Want to exchange your old car for a new one at a dealership? Chances are that you will end up paying more, warns a new study.
New research from the University of Southern California, led by Sivaramakrishnan Siddarth, an associate professor of marketing, shows that a consumer with a trade-in actually shells out more money to the dealer than consumers without a trade-in.
“The most important finding of our research is that your decision to trade-in your old car tells the dealer something about you and your insensitivity to price,” the authors said.
“It might be why car salespeople often ask you, soon after stepping into a showroom, whether you’re trading-in your old car — even before you discuss terms of the new car,” they observed.

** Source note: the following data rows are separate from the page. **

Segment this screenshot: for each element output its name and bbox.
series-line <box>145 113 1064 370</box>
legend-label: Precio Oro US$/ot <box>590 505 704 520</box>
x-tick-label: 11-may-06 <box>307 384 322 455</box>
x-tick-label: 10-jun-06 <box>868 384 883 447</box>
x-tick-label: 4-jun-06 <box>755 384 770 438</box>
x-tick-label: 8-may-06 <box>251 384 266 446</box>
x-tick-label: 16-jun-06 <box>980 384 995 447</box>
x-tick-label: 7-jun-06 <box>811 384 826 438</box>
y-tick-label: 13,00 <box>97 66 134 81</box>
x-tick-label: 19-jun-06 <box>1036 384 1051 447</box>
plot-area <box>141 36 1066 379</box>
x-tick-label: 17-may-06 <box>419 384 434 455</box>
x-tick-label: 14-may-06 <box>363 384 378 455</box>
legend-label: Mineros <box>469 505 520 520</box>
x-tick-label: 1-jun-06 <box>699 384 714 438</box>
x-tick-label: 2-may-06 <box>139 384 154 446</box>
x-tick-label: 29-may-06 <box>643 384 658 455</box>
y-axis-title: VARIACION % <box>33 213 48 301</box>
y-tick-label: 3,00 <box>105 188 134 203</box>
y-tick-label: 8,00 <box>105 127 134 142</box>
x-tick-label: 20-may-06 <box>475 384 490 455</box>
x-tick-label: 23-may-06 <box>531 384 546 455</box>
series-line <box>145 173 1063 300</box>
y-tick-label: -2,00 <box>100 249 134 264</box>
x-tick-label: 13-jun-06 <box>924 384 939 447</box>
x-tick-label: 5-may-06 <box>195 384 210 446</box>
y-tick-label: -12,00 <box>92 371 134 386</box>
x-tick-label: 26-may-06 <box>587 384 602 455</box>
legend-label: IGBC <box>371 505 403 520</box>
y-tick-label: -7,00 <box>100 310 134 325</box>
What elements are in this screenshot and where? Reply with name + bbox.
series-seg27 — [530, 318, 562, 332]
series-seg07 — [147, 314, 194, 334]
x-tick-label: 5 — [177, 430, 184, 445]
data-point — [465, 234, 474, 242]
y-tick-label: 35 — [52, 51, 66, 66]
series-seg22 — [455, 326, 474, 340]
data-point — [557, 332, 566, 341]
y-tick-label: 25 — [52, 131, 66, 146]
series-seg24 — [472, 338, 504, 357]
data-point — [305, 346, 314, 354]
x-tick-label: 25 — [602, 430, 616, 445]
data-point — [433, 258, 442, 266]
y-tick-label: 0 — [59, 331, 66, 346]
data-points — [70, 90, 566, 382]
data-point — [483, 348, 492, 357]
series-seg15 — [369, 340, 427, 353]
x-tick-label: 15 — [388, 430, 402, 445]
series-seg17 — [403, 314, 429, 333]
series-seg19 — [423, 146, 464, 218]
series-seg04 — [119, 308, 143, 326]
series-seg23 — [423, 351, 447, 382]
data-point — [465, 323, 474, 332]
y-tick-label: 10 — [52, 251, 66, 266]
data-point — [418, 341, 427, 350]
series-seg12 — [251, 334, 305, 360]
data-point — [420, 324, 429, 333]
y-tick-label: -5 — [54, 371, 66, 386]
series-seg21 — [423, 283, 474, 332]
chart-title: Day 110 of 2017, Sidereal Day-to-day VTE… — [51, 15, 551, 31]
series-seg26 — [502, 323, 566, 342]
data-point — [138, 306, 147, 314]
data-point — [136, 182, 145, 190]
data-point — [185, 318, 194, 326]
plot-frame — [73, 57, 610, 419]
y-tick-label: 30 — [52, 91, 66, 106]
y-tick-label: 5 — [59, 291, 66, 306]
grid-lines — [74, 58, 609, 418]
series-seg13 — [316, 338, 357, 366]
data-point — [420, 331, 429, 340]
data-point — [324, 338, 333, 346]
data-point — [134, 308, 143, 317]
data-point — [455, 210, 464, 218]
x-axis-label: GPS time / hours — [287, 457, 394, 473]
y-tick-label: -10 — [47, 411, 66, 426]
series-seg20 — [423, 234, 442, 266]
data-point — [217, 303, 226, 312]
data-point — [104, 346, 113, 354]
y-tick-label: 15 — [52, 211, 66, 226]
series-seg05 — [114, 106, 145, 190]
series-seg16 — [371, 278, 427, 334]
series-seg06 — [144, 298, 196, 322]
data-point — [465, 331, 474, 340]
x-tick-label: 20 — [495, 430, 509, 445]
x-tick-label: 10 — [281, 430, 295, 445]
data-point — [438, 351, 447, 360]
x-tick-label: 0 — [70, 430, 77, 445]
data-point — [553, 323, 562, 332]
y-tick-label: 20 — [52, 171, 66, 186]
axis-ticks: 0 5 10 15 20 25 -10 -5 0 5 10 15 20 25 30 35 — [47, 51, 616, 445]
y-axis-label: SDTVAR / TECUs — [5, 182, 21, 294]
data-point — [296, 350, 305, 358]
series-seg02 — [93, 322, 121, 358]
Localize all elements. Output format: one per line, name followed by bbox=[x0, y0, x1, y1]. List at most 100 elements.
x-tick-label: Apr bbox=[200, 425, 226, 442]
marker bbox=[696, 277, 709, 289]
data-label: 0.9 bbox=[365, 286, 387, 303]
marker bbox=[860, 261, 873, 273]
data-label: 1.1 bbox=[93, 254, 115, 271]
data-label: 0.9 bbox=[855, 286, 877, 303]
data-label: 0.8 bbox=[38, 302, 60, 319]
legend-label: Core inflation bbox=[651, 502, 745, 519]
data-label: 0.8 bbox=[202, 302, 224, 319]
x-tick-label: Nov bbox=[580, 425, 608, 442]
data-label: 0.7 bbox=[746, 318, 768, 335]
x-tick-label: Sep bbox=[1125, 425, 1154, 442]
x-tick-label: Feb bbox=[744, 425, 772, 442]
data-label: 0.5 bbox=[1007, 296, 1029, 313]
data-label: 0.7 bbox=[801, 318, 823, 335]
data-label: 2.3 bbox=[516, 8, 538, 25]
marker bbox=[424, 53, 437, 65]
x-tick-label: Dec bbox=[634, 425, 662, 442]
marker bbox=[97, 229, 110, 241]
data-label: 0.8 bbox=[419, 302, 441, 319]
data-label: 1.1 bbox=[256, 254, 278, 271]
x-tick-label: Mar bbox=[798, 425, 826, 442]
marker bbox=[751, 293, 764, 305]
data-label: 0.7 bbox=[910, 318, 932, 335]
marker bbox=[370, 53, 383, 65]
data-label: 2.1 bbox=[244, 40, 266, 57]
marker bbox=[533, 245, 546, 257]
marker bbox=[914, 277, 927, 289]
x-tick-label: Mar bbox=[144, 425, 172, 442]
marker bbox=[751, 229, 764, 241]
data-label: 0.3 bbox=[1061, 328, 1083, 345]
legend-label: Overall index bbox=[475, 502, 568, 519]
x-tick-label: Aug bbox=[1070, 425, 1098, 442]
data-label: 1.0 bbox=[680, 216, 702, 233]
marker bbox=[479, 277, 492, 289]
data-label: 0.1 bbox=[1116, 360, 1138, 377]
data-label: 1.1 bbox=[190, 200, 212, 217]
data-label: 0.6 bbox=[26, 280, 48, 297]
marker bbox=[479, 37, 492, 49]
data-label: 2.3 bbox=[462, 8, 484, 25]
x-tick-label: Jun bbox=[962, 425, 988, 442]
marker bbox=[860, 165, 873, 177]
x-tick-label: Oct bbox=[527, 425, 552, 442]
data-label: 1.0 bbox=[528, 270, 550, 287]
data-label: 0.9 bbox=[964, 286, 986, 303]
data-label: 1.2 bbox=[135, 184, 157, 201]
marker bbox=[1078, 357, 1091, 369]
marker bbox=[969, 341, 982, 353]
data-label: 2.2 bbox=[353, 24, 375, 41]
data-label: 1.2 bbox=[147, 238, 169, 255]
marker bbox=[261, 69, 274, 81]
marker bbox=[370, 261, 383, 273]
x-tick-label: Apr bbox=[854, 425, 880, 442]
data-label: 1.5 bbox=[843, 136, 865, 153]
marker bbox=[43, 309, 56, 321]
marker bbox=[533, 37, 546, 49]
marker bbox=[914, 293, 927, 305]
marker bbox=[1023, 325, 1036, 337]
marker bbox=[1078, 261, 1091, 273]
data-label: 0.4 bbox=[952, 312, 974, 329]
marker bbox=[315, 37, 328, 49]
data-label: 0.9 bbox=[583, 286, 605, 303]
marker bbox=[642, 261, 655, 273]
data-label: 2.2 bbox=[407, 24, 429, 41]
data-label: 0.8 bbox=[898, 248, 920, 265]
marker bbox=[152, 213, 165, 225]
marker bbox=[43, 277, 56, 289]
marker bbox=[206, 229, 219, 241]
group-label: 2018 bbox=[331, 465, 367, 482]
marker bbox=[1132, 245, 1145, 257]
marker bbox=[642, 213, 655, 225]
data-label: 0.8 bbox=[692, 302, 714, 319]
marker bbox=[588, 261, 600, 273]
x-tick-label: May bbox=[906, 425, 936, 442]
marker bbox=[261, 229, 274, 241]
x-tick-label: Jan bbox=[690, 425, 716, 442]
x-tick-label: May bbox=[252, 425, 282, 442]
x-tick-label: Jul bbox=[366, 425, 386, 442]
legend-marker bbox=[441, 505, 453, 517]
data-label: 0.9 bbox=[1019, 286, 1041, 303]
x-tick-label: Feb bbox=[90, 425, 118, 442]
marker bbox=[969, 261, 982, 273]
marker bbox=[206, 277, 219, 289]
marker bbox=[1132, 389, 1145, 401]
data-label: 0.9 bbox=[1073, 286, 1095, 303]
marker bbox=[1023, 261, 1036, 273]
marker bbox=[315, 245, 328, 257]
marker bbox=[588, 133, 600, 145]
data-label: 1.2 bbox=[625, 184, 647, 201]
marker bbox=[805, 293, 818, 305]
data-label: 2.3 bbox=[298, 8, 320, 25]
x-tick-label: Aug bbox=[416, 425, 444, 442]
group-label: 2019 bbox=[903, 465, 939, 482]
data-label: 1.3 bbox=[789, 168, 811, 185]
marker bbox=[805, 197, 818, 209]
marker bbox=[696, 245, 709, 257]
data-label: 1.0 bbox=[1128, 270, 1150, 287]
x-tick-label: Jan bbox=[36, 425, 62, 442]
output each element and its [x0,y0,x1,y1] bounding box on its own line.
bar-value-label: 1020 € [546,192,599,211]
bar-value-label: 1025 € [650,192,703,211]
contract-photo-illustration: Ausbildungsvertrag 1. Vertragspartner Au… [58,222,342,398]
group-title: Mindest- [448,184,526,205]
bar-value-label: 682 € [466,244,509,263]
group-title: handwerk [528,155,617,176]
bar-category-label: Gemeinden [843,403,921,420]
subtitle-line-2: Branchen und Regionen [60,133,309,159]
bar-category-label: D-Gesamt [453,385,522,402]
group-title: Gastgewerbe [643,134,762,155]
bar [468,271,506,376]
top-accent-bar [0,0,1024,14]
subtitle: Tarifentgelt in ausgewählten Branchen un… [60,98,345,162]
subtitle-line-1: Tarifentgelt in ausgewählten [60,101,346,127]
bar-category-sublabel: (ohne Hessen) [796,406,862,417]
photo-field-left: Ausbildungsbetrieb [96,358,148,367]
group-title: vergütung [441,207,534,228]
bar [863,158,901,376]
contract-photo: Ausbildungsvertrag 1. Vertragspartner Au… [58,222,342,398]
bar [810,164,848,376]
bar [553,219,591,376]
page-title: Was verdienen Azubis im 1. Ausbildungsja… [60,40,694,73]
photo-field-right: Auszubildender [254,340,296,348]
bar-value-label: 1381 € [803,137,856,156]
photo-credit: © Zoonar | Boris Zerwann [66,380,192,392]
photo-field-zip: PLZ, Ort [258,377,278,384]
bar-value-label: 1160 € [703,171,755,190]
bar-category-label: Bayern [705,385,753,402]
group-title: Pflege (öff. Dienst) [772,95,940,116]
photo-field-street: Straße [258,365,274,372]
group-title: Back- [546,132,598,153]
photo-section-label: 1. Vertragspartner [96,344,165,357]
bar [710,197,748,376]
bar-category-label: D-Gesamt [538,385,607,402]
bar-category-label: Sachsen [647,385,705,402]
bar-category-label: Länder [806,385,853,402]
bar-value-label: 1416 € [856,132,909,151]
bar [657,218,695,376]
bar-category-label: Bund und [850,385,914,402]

The results indicated that dealers infer a higher willingness to pay, and so charge higher prices to consumers who trade-in a used vehicle than to those who do not.
Dealers charge even higher prices to consumers who trade-in used cars similar to the new one, the researchers found.
Buyers with a trade-in pay an average of $990 more than those who do not trade-in their used cars, according to the research.
In addition, a buyer pays an additional $150 more if the trade-in is of the same make as the new car, and another $64 more if it is the same make and model.
“For example, if you’re buying a new Honda and trading-in an old Honda, the dealer may infer that you were happy with your old Honda and probably are not considering Toyota, Nissan, or any other competitive brand,” co-researcher Anthony Dukes explained.
So if you want a fair deal at the exchange carnival, don’t open your cards until you have reached a final price of the new car, Siddarth said.
The study is forthcoming in the Journal of Industrial Economics.